Local farmers pin the plum problems on a sequence of dramatic weather fluctuations that made for a deadly combination: February's record-shattering warmth, with temperatures that hit 70 degrees, brought out the plum buds sooner than normal. Then, as snowflakes began swirling over the region in the second week of March, the temperature dropped. The snowfall, which dropped anywhere from two to 11 inches around Pennsylvania and New Jersey, was followed by an arctic cold snap, with temperatures as low as 19 degrees.

"We knew it almost immediately," said Art Whitehair, events coordinator for Highland Orchards in West Chester, one of many regional farms that lost its entire plum crop. "You look inside at the center of the blossoms, and when they turn black, you know they're dead."

The loss of plums hasn't affected the produce in most supermarkets, because many of them import the fruit from California. Last week, most of the plums for sale at the Iovine Bros. produce stand in Reading Terminal Market bore stickers indicating they were from California, too.

"The customers have noticed," Whitehair said. "We have some serious plum pickers. They've been understanding, for the most part, but we hate to have to break the news."

However, several farmers said a bumper crop of peaches has helped offset the loss from the plums. This year has turned into one of the best for peaches in the Northeast in recent memory, after a poor harvest in 2016 caused by a late-spring cold snap.

Norm Schultz, farm manager for Linvilla Orchards in Delaware County, said plums are a relatively small piece of the orchard's produce — about 2 percent of all stone fruit crops. The orchard lost almost all of them, he said, along with the apricots, but the peach crop and a healthy cherry harvest have more than made up for it.

"We've had the best cherry crop ever," he said. "Between the peaches and the cherries, we're way ahead of what we lost."

More than 70 percent of Linvilla's peaches were destroyed last year, Schultz said, an unprecedented loss that cost the business hundreds of thousands of dollars. The extreme weather shifts in recent years have led many farmers he knows to diversify their crops, he said.

"We're all feeling there's more fluctuation in weather now," Schultz said. "When you talk to the man who's 90 years old, and he's never lost a peach crop until recently, that means something's changing."

Hemant Gohil, a county agent with the Cooperative Extension of Gloucester County in New Jersey, said plums were already among the earliest fruits to bloom each spring, but last winter's warm temperatures had them ready to bloom by March. Even after the snow, the state's crops might have survived if the temperature hadn't plunged so dramatically, he said.

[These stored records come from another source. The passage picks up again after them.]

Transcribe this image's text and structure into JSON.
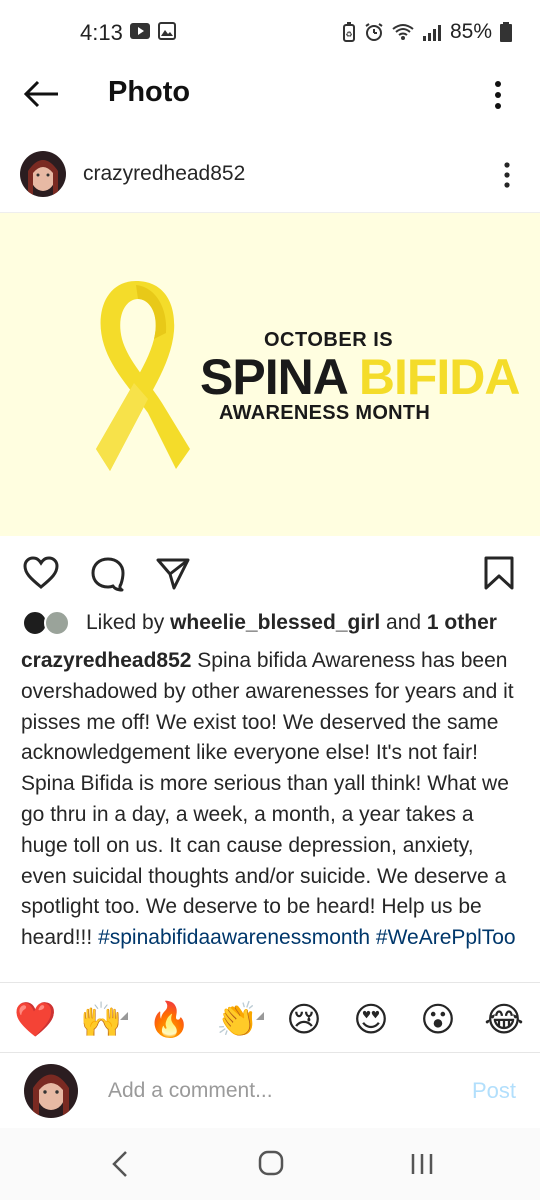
{
  "status_bar": {
    "time": "4:13",
    "battery": "85%"
  },
  "header": {
    "title": "Photo"
  },
  "post": {
    "username": "crazyredhead852",
    "image": {
      "line1": "OCTOBER IS",
      "line2_word1": "SPINA",
      "line2_word2": "BIFIDA",
      "line3": "AWARENESS MONTH",
      "ribbon_color": "#f4dc2a",
      "background_color": "#fffee0"
    },
    "likes": {
      "prefix": "Liked by",
      "liker": "wheelie_blessed_girl",
      "middle": "and",
      "others": "1 other"
    },
    "caption": {
      "username": "crazyredhead852",
      "text": "Spina bifida Awareness has been overshadowed by other awarenesses for years and it pisses me off! We exist too! We deserved the same acknowledgement like everyone else! It's not fair! Spina Bifida is more serious than yall think! What we go thru in a day, a week, a month, a year takes a huge toll on us. It can cause depression, anxiety, even suicidal thoughts and/or suicide. We deserve a spotlight too. We deserve to be heard! Help us be heard!!!",
      "hashtag1": "#spinabifidaawarenessmonth",
      "hashtag2": "#WeArePplToo"
    }
  },
  "emoji_reactions": [
    "❤️",
    "🙌",
    "🔥",
    "👏",
    "😢",
    "😍",
    "😮",
    "😂"
  ],
  "comment": {
    "placeholder": "Add a comment...",
    "post_label": "Post",
    "post_color": "#b2dffc"
  },
  "nav": {
    "icons": [
      "back-icon",
      "home-icon",
      "recents-icon"
    ]
  }
}
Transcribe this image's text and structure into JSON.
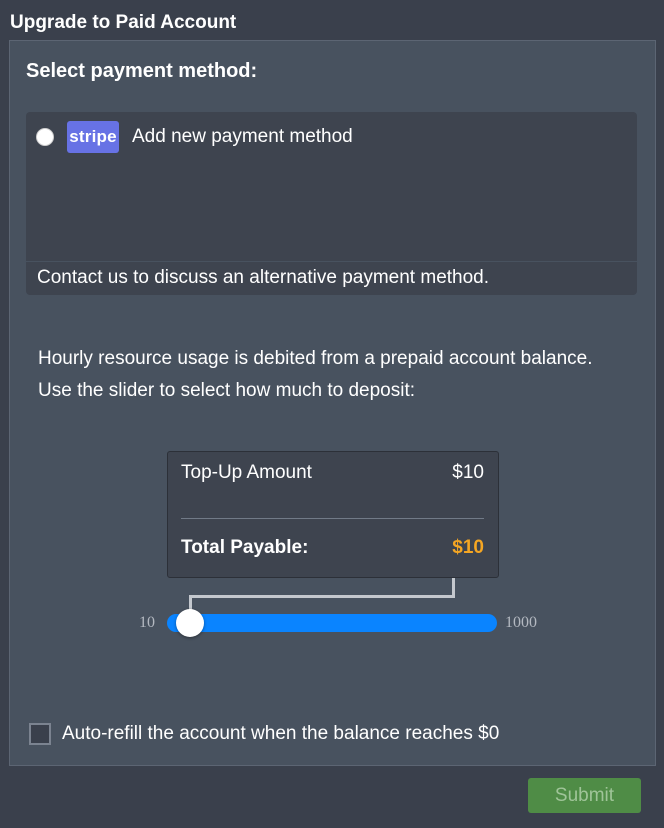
{
  "dialog": {
    "title": "Upgrade to Paid Account"
  },
  "payment": {
    "section_title": "Select payment method:",
    "stripe_badge": "stripe",
    "add_method_label": "Add new payment method",
    "contact_text": "Contact us to discuss an alternative payment method."
  },
  "info": {
    "line1": "Hourly resource usage is debited from a prepaid account balance.",
    "line2": "Use the slider to select how much to deposit:"
  },
  "summary": {
    "topup_label": "Top-Up Amount",
    "topup_value": "$10",
    "total_label": "Total Payable:",
    "total_value": "$10"
  },
  "slider": {
    "min_label": "10",
    "max_label": "1000",
    "min": 10,
    "max": 1000,
    "value": 10
  },
  "autorefill": {
    "label": "Auto-refill the account when the balance reaches $0",
    "checked": false
  },
  "actions": {
    "submit_label": "Submit"
  },
  "colors": {
    "accent": "#0a84ff",
    "total": "#f5a623",
    "submit": "#4f8c46",
    "stripe": "#6772e5"
  }
}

"They never stood a chance," he said. "The sad part is we are seeing this more often than we used to."

Mood's Farm Market in Gloucester County lost most of its plums, but the Italian plum trees survived because they bloom later in the season, said Patti Mood, whose parents own the farm. The Italian plums don't taste the same as some of the sweeter, more popular varieties, but they're particularly well-suited for baking, and Mood said they're expected to ripen sometime this week.

Plum trees take up only a few acres on Mood's farm, but Mood said they remain one of the most popular products in the late summer.

"A lot of people really like them," she said. "Once it's August, people always ask about them. They have a big following for a small crop."